The human right to health is important for protecting everyone’s ability to live minimally well, in part, because it gives rise to what I call the virtue of creative resolve—a fundamental commitment to overcoming apparent tragedyThat is, those committed to fulfilling the right often refuse to accept that doing so is impossible, come up with creative ways of fulfilling the right, and act to fulfill it.

Those who lead efforts to improve public health often exhibit the virtue. Consider how human rights advocates galvanized a global effort to extend access on essential medicines for HIV. Activists simply refused to accept pharmaceutical companies’ claim that it was impossible to lower prices and educated patients to demand access to treatment. Mass protests and generic completion brought prices down from $12,000 per patient per year to $350.

Or consider how one human rights organization, Partners in Health, fought drug resistant TB when no one thought it was possible to do so. They refused to accept the “conventional wisdom” that it was impossible to help people with drug resistant TB in developing countries. Partners in Health hired community health workers to help people access treatment even in some of the world’s poorest countries. By showing that it was possible to get good treatment outcomes, they greatly increased funding for TB treatment around the world.
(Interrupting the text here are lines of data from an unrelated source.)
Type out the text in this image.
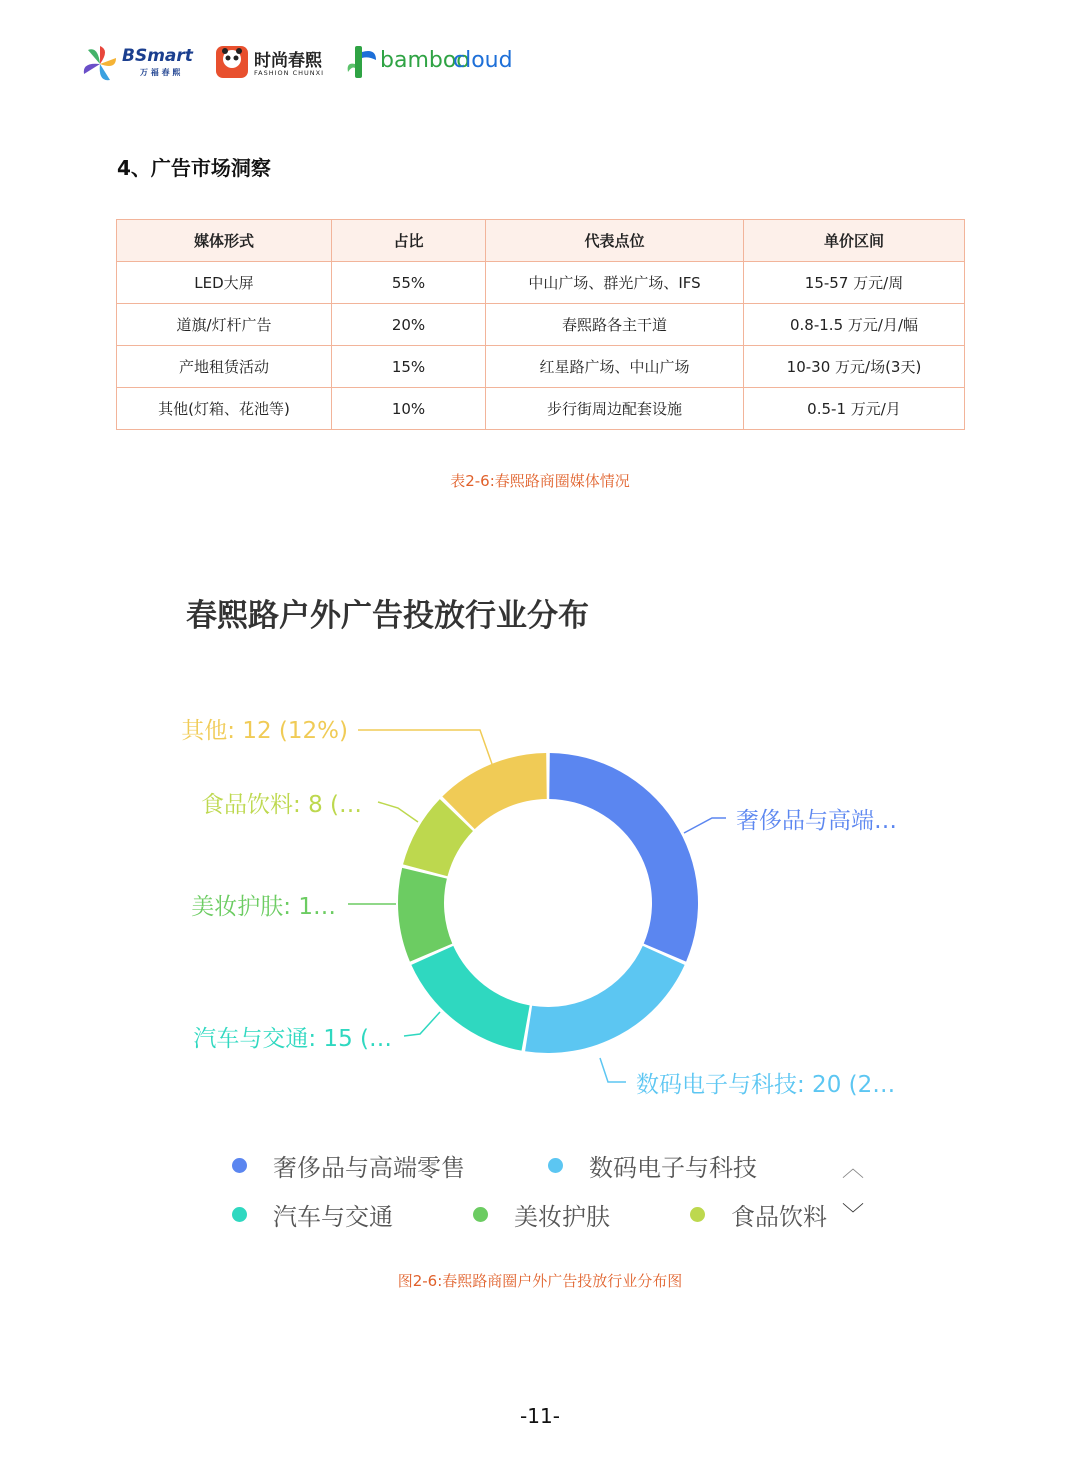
BSmart
万 福 春 熙
时尚春熙
FASHION CHUNXI	bamboo
cloud
4、广告市场洞察
媒体形式	占比	代表点位	单价区间
LED大屏	55%	中山广场、群光广场、IFS	15-57 万元/周
道旗/灯杆广告	20%	春熙路各主干道	0.8-1.5 万元/月/幅
产地租赁活动	15%	红星路广场、中山广场	10-30 万元/场(3天)
其他(灯箱、花池等)	10%	步行街周边配套设施	0.5-1 万元/月
表2-6:春熙路商圈媒体情况
春熙路户外广告投放行业分布
奢侈品与高端…
数码电子与科技: 20 (2…
汽车与交通: 15 (…
美妆护肤: 1…
食品饮料: 8 (…
其他: 12 (12%)
奢侈品与高端零售	数码电子与科技
汽车与交通	美妆护肤	食品饮料
︿
﹀
图2-6:春熙路商圈户外广告投放行业分布图
-11-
Similar efforts have transformed the global health landscape by helping us eliminate smallpox and reduce the prevalence of many other devastating diseases like polio and Ebola, and creative resolve can help us combat COVID-19 and extend access on essential medicines more broadly. Rather than simply accepting that it is impossible to help everyone secure new drugs and technologies for serious illnesses like COVID-19, we should find ways of working together to meet those needs. One possibility is to rework the incentives pharmaceutical companies, and other health organizations, face for producing and helping people access new drugs.

There are many reasons people cannot access the essential medicines they need but one is that companies make the most money by lobbying to extend monopolies on their interventions that let them set high prices only the richest can afford. I believe pharmaceutical companies fail to respect, and even violate, people’s human rights to health when they do this.

Good data, for instance through the Global Health Impact, can create incentives for pharmaceutical companies to stop violating rights and start living up to their obligations. By measuring medicines’ global health consequences, socially responsible investors, ethical consumers, and others can support companies that are having the greatest Global Health Impact. Researchers can, for instance, give companies with the best medicines a Global Health Impact label to use on everything they make—from pet vitamins to mouth wash. If even a small proportion of consumers make purchasing decisions on this basis, that can create a large incentive for companies to do what gets them highly rated: increase their Global Health Impact. Moreover, there is some rigorous empirical evidence that such labels affect brand perception.

I think consumers should support such initiatives if doing so becomes a realistic possibility. People may be free to purchase what they wish under just institutions that will make sure the consequences of their actions are acceptable. But few of us live in such ideal conditions. Absent just institutions, we should consume in ways that bring about positive change and ensure that we are not complicit in supporting companies violating rights or failing to live up to their responsibilities.

Many people desperately need essential medicines for malaria, TB, HIV/AIDS, and other global health threats as well as to fight COVID-19. How we think about health and human rights, and what we do to encourage pharmaceutical companies and others to extend access to essential medicines around the world, can save millions of lives. I believe that by embracing the human right to health, and acting with creative resolve, we can work together to overcome tragedy.